ELETROBRAS: Jean Prates, líder da Minoria, disse que a proposta era inoportuna e vai gerar aumento das contas de energia e grave problema ambiental
Veja mais
( Publicada originalmente às 18h 54 do dia 17/06/2021)
(Brasília-DF, 18/06/2021) O líder da Minoria no Senado, Jean Paul Prates(PT-RN), um expecilista em energia, disse em declaração final após a votação apertada que aprovou a MP da Privatização da Eletrobras(MP nº 1.031/2021), destacou que a “luta” e que tudo fosse rejeitado e que o governo preferisse um projeto de lei para retomar o assunto pois seria mais democrático com a sociedade. Ele entende que sociedade vai pagar mais caro com sérios problemas ao meio ambiente.
"Lutamos para que a MP da Eletrobras fosse rejeitada integralmente e pedimos ao Governo pra bater o escanteio de novo, pra começar direito, com um projeto de lei que pudesse ser discutido nas Comissões e com a presença de todos os envolvidos. Mas, o Senado preferiu aceitar esse abacaxi indigesto servido pelo governo e que prejudicará milhões de famílias com o aumento da conta de luz e prejuízos ao meio ambiente. A luta continua pela defesa de nossas estatais!", disse, em declaração final.
Discussão final
O senador Jean Paul Prates, antes, durante a votação final dos vários destaques que foram votados, salientou toda a sua insatisfação. Ele disse que a MP veio num momento inapropriado.
“A orientação do Partido dos Trabalhadores é obviamente contrária.

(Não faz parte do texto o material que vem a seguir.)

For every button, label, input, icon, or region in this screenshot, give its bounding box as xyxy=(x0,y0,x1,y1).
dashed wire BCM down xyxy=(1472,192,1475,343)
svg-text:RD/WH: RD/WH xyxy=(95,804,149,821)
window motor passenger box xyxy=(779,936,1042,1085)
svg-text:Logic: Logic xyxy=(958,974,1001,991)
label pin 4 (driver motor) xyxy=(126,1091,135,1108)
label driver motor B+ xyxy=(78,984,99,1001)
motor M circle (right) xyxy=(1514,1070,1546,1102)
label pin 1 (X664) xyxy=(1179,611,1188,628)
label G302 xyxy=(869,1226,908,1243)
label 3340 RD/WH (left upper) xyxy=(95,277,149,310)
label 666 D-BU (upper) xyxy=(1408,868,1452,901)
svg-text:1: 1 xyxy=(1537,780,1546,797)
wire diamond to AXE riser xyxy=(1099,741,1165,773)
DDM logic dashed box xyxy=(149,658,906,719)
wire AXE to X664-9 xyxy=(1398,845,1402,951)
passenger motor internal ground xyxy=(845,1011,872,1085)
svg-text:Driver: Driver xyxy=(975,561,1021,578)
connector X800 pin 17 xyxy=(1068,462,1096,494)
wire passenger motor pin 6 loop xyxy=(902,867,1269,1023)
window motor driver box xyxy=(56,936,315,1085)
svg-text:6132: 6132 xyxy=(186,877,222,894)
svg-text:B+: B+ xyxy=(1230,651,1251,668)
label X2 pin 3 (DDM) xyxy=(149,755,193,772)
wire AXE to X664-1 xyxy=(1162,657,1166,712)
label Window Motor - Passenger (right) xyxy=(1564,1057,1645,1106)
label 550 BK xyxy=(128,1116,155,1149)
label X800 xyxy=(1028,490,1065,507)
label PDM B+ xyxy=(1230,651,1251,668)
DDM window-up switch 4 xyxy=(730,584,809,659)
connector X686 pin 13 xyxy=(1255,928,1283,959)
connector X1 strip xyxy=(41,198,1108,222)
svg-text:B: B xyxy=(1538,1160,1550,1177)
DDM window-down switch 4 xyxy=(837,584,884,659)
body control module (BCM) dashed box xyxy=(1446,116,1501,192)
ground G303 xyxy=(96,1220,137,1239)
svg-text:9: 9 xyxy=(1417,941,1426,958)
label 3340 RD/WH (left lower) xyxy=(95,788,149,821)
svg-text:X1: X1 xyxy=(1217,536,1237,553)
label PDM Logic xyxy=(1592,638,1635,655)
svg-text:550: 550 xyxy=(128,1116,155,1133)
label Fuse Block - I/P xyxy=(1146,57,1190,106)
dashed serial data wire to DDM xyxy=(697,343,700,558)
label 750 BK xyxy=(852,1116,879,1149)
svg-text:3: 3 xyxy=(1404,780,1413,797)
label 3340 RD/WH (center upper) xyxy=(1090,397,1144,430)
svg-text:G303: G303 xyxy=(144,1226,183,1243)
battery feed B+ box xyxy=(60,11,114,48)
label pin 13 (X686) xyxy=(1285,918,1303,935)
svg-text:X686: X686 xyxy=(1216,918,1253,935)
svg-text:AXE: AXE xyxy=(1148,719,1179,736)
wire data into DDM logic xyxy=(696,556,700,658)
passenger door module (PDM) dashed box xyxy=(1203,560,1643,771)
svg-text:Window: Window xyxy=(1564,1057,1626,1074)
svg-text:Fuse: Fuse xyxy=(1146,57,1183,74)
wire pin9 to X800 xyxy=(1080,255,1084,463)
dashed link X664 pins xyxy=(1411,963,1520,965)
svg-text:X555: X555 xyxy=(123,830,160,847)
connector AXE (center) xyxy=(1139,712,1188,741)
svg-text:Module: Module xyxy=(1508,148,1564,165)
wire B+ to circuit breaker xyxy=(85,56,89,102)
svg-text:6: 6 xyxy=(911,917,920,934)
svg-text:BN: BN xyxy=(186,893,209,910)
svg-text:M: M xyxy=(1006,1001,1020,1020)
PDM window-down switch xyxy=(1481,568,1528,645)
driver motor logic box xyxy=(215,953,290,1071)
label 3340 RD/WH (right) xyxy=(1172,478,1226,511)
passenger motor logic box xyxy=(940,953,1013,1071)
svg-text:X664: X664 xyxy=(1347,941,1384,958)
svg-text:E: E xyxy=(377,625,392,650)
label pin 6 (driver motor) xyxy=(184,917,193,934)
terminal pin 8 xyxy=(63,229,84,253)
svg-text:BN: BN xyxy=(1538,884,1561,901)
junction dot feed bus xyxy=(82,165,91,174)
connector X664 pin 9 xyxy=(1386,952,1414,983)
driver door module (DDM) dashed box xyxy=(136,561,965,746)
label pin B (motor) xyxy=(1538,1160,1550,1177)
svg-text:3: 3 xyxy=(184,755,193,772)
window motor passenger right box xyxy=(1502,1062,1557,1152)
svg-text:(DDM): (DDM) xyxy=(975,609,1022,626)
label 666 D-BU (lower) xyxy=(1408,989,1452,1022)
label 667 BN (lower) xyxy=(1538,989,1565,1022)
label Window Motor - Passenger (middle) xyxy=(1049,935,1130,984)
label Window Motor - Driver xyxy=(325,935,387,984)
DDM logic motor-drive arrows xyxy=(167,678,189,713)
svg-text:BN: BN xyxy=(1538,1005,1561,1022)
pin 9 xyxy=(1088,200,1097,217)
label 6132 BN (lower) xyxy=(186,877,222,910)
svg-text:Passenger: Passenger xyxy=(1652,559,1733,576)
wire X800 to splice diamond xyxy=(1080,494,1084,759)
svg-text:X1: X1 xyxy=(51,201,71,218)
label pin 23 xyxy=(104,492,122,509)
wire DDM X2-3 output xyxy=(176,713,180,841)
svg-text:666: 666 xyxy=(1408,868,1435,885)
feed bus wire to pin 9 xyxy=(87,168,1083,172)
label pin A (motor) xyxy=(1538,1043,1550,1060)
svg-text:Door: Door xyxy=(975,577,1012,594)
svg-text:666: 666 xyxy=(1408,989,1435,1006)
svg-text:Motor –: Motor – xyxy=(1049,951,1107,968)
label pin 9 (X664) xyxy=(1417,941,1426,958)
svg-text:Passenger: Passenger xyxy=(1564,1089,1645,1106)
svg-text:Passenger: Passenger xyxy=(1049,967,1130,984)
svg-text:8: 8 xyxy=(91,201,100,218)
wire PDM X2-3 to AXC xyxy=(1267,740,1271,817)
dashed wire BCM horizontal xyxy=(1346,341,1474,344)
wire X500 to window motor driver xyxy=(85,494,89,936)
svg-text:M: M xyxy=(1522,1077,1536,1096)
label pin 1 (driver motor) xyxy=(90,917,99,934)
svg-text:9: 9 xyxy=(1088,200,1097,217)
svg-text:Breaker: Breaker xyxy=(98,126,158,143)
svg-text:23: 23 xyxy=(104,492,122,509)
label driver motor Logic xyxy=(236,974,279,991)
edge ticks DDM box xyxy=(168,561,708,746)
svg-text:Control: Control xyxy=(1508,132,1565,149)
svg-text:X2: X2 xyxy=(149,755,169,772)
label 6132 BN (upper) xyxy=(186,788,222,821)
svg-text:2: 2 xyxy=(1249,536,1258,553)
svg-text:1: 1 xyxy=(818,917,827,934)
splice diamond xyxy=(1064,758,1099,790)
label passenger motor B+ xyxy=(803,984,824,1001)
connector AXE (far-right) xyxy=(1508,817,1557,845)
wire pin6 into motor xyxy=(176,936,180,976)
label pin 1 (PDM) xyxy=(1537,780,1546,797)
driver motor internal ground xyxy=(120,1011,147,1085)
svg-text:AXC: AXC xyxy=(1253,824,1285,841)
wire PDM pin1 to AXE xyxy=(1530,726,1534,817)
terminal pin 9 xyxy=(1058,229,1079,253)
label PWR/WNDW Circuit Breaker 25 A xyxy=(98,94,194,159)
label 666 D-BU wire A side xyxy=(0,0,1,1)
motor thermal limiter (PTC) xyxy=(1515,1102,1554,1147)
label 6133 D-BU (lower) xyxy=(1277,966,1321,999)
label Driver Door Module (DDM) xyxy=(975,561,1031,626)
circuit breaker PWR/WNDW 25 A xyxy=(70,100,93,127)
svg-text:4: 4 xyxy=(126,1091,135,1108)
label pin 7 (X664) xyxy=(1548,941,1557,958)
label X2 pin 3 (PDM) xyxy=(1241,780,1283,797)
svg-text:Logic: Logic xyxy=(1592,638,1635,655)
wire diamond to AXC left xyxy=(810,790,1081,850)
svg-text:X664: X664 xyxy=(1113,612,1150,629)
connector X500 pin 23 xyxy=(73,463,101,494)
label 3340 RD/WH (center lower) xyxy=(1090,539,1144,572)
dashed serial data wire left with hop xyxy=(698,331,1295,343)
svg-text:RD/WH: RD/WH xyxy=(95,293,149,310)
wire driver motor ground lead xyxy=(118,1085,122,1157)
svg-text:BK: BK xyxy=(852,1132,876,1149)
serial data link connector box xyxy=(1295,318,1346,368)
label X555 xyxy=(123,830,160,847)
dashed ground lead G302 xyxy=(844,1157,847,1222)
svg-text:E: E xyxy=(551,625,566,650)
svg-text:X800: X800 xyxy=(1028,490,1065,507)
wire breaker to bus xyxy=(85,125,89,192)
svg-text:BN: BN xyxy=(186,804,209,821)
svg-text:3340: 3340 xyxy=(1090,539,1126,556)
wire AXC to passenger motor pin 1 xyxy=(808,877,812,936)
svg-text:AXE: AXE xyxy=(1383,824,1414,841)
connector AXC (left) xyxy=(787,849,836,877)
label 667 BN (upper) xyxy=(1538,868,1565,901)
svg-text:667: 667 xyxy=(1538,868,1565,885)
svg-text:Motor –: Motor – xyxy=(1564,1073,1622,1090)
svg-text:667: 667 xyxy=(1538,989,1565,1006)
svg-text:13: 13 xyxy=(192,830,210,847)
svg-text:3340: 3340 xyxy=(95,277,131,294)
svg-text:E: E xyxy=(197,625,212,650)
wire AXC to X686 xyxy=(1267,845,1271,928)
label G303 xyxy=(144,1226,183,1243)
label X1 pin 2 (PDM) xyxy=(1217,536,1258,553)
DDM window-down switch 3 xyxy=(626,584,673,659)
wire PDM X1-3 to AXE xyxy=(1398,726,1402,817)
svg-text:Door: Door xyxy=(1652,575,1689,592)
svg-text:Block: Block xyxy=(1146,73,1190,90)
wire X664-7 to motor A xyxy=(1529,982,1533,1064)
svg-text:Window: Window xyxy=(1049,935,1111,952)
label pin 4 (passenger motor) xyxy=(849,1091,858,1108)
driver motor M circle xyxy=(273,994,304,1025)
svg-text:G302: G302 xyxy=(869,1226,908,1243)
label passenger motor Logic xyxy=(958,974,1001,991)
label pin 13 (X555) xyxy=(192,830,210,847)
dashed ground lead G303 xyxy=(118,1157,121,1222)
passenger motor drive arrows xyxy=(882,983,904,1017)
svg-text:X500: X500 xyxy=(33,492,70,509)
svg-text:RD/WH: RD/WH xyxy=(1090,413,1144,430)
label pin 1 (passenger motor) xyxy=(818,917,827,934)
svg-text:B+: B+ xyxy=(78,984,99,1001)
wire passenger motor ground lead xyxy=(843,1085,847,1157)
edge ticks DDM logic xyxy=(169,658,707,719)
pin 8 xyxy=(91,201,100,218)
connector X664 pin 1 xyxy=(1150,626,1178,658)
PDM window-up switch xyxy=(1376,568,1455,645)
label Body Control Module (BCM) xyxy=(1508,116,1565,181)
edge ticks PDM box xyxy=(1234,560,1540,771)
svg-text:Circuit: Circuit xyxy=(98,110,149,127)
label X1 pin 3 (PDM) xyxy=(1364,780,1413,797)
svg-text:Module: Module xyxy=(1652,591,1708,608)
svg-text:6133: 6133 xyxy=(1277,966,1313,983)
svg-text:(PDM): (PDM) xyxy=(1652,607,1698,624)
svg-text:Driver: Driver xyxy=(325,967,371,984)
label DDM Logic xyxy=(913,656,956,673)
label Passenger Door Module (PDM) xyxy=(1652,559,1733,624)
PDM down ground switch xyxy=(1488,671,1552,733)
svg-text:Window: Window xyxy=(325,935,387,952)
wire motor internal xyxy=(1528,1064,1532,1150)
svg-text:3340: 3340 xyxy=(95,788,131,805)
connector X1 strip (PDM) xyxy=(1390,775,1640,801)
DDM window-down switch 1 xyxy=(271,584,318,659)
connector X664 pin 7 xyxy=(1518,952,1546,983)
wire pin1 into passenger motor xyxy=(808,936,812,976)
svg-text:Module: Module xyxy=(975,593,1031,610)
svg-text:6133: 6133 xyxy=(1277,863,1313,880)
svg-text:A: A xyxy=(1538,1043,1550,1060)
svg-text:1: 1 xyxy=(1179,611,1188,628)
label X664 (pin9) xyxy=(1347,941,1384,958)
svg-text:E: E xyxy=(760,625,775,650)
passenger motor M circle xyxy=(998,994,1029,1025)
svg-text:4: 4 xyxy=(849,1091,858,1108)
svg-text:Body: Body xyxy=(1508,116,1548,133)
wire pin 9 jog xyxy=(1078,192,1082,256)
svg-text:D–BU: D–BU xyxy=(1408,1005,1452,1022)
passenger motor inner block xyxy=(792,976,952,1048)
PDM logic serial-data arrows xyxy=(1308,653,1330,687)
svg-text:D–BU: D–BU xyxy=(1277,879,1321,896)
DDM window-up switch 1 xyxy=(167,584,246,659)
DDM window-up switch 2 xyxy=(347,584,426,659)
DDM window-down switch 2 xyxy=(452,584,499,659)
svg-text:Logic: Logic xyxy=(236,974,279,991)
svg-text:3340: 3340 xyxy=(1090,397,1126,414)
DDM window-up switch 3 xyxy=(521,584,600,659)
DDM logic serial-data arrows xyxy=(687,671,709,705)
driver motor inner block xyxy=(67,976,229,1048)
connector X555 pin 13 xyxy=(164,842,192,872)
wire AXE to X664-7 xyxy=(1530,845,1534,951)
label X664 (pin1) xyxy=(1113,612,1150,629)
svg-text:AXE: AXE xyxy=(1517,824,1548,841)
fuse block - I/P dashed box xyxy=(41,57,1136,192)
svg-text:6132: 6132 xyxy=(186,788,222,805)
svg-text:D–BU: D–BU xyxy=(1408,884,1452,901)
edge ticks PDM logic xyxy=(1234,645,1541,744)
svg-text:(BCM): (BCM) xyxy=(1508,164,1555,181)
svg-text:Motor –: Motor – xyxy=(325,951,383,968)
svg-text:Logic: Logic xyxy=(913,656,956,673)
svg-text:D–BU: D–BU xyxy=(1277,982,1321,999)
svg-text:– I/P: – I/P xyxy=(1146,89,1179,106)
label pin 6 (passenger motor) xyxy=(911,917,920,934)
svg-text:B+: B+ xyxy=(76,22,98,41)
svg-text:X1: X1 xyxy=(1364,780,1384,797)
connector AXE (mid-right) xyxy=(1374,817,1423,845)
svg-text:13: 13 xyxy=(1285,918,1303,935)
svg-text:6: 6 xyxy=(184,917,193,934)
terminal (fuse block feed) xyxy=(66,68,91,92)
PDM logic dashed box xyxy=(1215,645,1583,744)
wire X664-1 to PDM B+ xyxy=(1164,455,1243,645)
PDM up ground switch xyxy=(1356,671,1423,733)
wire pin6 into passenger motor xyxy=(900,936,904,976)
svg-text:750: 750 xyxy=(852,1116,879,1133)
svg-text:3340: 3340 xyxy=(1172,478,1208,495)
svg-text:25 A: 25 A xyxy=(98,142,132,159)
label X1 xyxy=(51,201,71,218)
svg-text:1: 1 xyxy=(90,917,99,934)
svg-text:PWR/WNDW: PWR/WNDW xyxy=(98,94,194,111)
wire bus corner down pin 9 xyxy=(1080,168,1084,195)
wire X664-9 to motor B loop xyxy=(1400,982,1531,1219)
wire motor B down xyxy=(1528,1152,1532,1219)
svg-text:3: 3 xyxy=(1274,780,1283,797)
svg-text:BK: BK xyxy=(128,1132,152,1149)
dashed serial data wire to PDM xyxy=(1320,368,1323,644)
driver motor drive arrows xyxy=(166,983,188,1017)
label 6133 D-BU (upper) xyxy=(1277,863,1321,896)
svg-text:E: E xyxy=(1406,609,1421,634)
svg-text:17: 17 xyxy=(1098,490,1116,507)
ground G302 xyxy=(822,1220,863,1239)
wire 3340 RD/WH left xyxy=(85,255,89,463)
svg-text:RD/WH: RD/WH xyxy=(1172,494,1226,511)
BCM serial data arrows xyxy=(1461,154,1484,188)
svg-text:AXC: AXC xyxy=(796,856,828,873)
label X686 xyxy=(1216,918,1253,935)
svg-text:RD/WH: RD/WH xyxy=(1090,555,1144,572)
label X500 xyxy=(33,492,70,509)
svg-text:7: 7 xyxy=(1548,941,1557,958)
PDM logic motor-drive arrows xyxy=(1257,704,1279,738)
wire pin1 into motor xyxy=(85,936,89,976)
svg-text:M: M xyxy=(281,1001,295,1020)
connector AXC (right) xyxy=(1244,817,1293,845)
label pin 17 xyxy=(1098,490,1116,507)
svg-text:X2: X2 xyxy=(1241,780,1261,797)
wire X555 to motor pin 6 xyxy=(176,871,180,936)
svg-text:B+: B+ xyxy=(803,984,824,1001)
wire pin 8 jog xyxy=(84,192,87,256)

Além do momento inoportuno, além de estarmos diante de uma comprovada falha no planejamento energético mais uma vez, 20 anos depois da primeira ou da mais recente, esse não é um assunto para medida provisória.”, disse.
Ele falou sobre uma quermesse enegética e falou da insegurança jurídica.
“Estamos aqui numa quermesse energética, oferecendo gigawatts como se fossem dinheiro de emenda, que por si só já não seria interessante. Mas enfim... E uma precariedade de informações inédita. Nós não sabemos o valor. O estudo do BNDES vai ficar pronto no final do ano. Não sabemos o valor do controle da empresa.”, afirmou
Mais adiante ele falou do direito de preferência do Governo com a conhecida “Golden Share”.
“Um Golden share completamente indefinido. Golden share normalmente seria para proteger a parte estatal que está saindo. Não está protegida absolutamente. Não há nada do controle estatal protegido. Podem ser vendidas hidrelétricas que são fundamentais para o Brasil.”, disse.
Ele disse que não estava claro o impacto tarifário.
“Estudo de impacto tarifário nenhum. Apenas um chutômetro, como se citou aqui. Adaptações regulatórias da Aneel, da ONS, nada. Nenhum futuro para o Cepel, quando colocaram seis anos apenas de sobrevivência do Cepel. Estudo de atividade para essa composição acionária nova não existe.”, disse.
Ele afirmou que os trabalhadores do setor não tem segurança de nada.
E o futuro dos trabalhadores totalmente incerto: colocaram lá a possibilidade de demitir os trabalhadores da Eletrobras sem justa causa, e eles ainda serão acolhidos pelo Governo Federal, mas por 12 meses. Então é um absurdo total, uma colcha de retalhos, afora os jabutis que nós já comentamos aqui.”, disse.